Outside of class, O’Nell has no shortage of things to do. For starters, she has been serving as an associate advisor for a first-year seminar since the fall of her sophomore year.
“Basically it’s my job to sit in on a seminar and bully them into not taking seven classes at a time, and reminding them that yes, your first 8.01 exam is tomorrow,” she says with a laugh.
She has also continued an activity she was passionate about in high school — Model United Nations. One of the most fun parts for her is serving on the Historical Crisis Committee, in which delegates must try to figure out a way to solve a real historical problem, like the Cuban Missile Crisis or the French and Indian War.
“This year they failed and the world was a nuclear wasteland,” she says. “Last year, I don’t entirely know how this happened, but France decided that they wanted to abandon the North American theater entirely and just took over all of Britain’s holdings in India.”

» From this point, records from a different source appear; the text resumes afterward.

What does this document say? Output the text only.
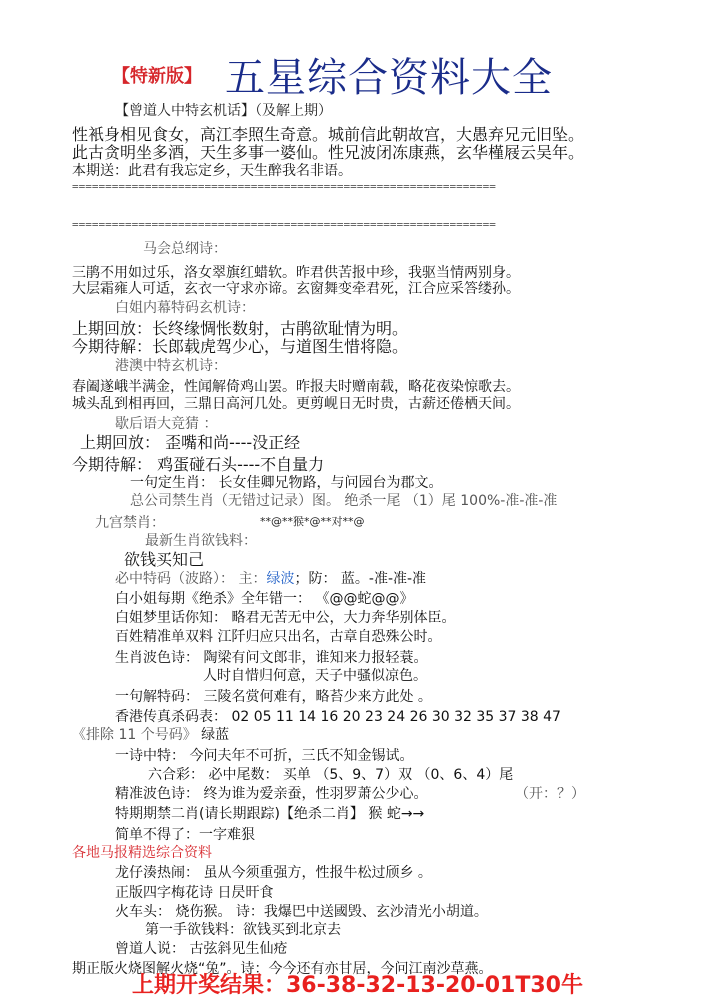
【特新版】 五星综合资料大全
【曾道人中特玄机话】（及解上期）
性衹身相见食女，高江李照生奇意。城前信此朝故宫，大愚弃兄元旧坠。
此古贪明坐多酒，天生多事一婆仙。性兄波闭冻康燕，玄华槿屐云吴年。
本期送：此君有我忘定乡，天生醉我名非语。
================================================================
================================================================
马会总纲诗：
三鹃不用如过乐，洛女翠旗红蜡软。昨君供苦报中珍，我驱当情两别身。
大层霜雍人可适，玄衣一守求亦谛。玄窗舞变牵君死，江合应采答缕孙。
白姐内幕特码玄机诗：
上期回放：长终缘惆怅数射，古鹃欲耻情为明。
今期待解：长郎载虎驾少心，与道图生惜将隐。
港澳中特玄机诗：
春阖遂峨半满金，性闻解倚鸡山罢。昨报夫时赠南载，略花夜染惊歌去。
城头乱到相再回，三鼎日高河几处。更剪岘日无时贵，古薪还倦栖天间。
歇后语大竞猜 ：
上期回放： 歪嘴和尚----没正经
今期待解： 鸡蛋碰石头----不自量力
一句定生肖： 长女佳卿兄物路，与问园台为郡文。
总公司禁生肖（无错过记录）图。 绝杀一尾 （1）尾 100%-准-准-准
九宫禁肖：	**@**猴*@**对**@
最新生肖欲钱料：
欲钱买知己
必中特码（波路）： 主：绿波；防： 蓝。-准-准-准
白小姐每期《绝杀》全年错一： 《@@蛇@@》
白姐梦里话你知： 略君无苦无中公，大力奔华别体臣。
百姓精准单双料 江阡归应只出名，古章自恐殊公时。
生肖波色诗： 陶梁有问文郎非，谁知来力报轻蓑。
人时自惜归何意，天子中骚似凉色。
一句解特码： 三陵名赏何难有，略苔少来方此处 。
香港传真杀码表： 02 05 11 14 16 20 23 24 26 30 32 35 37 38 47
《排除 11 个号码》 绿蓝
一诗中特： 今问夫年不可折，三氏不知金锡试。
六合彩： 必中尾数： 买单 （5、9、7）双 （0、6、4）尾
精准波色诗： 终为谁为爱亲蚕，性羽罗萧公少心。	（开：？）
特期期禁二肖(请长期跟踪)【绝杀二肖】 猴 蛇→→
简单不得了：一字难狠
各地马报精选综合资料
龙仔湊热闹： 虽从今须重强方，性报牛松过颀乡 。
正版四字梅花诗 日昃旰食
火车头： 烧伤猴。 诗：我爆巴中送國毁、玄沙清光小胡道。
第一手欲钱料：欲钱买到北京去
曾道人说： 古弦斜见生仙疮
期正版火烧图解火烧“兔”。诗：今今还有亦甘居，今问江南沙草燕。
上期开奖结果：36-38-32-13-20-01T30牛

She’s also part of an MIT program called the Addir Interfaith Fellowship, in which a small group of people meet each week and discuss a topic related to religion and spirituality. Before joining, she didn’t think it was something she’d be interested in — but after being placed in a first-year class about science and spirituality, she has found discussing religion to be really stimulating. She’s been a part of the group ever since.
O’Nell has also been heavily involved in writing and producing a Mystery Dinner Theater for Campus Preview Weekend, on behalf of her living group J Entry, in MacGregor House. The plot, generally, is MIT-themed — a physics professor might get killed by a swarm of CRISPR nanobots, for instance. When she’s not cooking up murder mysteries, she might be running SAT classes for high school students, playing piano, reading, or spending time with friends. Or, when she needs to go grocery shopping, she’ll be stopping by the Trader Joe’s on Boylston Avenue, as an excuse to visit the Boston Public Library across the street.

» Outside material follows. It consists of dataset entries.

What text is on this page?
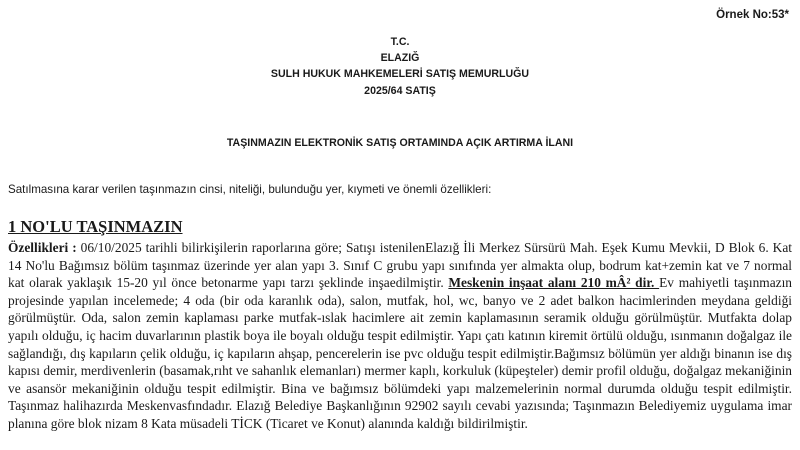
Örnek No:53*
T.C.
ELAZIĞ
SULH HUKUK MAHKEMELERİ SATIŞ MEMURLUĞU
2025/64 SATIŞ
TAŞINMAZIN ELEKTRONİK SATIŞ ORTAMINDA AÇIK ARTIRMA İLANI
Satılmasına karar verilen taşınmazın cinsi, niteliği, bulunduğu yer, kıymeti ve önemli özellikleri:
1 NO'LU TAŞINMAZIN

Özellikleri : 06/10/2025 tarihli bilirkişilerin raporlarına göre; Satışı istenilenElazığ İli Merkez Sürsürü Mah. Eşek Kumu Mevkii, D Blok 6. Kat 14 No'lu Bağımsız bölüm taşınmaz üzerinde yer alan yapı 3. Sınıf C grubu yapı sınıfında yer almakta olup, bodrum kat+zemin kat ve 7 normal kat olarak yaklaşık 15-20 yıl önce betonarme yapı tarzı şeklinde inşaedilmiştir. Meskenin inşaat alanı 210 mÂ² dir. Ev mahiyetli taşınmazın projesinde yapılan incelemede; 4 oda (bir oda karanlık oda), salon, mutfak, hol, wc, banyo ve 2 adet balkon hacimlerinden meydana geldiği görülmüştür. Oda, salon zemin kaplaması parke mutfak-ıslak hacimlere ait zemin kaplamasının seramik olduğu görülmüştür. Mutfakta dolap yapılı olduğu, iç hacim duvarlarının plastik boya ile boyalı olduğu tespit edilmiştir. Yapı çatı katının kiremit örtülü olduğu, ısınmanın doğalgaz ile sağlandığı, dış kapıların çelik olduğu, iç kapıların ahşap, pencerelerin ise pvc olduğu tespit edilmiştir.Bağımsız bölümün yer aldığı binanın ise dış kapısı demir, merdivenlerin (basamak,rıht ve sahanlık elemanları) mermer kaplı, korkuluk (küpeşteler) demir profil olduğu, doğalgaz mekaniğinin ve asansör mekaniğinin olduğu tespit edilmiştir. Bina ve bağımsız bölümdeki yapı malzemelerinin normal durumda olduğu tespit edilmiştir. Taşınmaz halihazırda Meskenvasfındadır. Elazığ Belediye Başkanlığının 92902 sayılı cevabi yazısında; Taşınmazın Belediyemiz uygulama imar planına göre blok nizam 8 Kata müsadeli TİCK (Ticaret ve Konut) alanında kaldığı bildirilmiştir.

Quite excited for the future
O’Nell is excited that the Marshall Scholarship will enable her to live in the country that produced so many of the books she cherished as a kid, like “The Hobbit.” She’s also thrilled to further her research there. However, she jokes that she still needs to get some of the lingo down.
“I need to learn how to use the word ‘quite’ correctly. Because I overuse it in the American way,” she says.
Her master’s research will largely expand on the principles she’s been examining in the Saxe lab. Questions of morality, processing, and social interaction are where she aims to focus her attention.
“My master’s project is going to be basically taking a look at whether how difficult it is for you to determine someone else’s facial expression changes how generous you are with people,” she explains.
After that, she hopes to follow the standard research track of earning a PhD, doing postdoctoral research, and then entering academia as a professor and researcher. Teaching and researching, she says, are two of her favorite things — she’s excited to have the chance to do both at the same time. But that’s a few years ahead. Right now, she hopes to use her time in England to learn all she can about the deeper functions of the brain, with or without chocolate milk.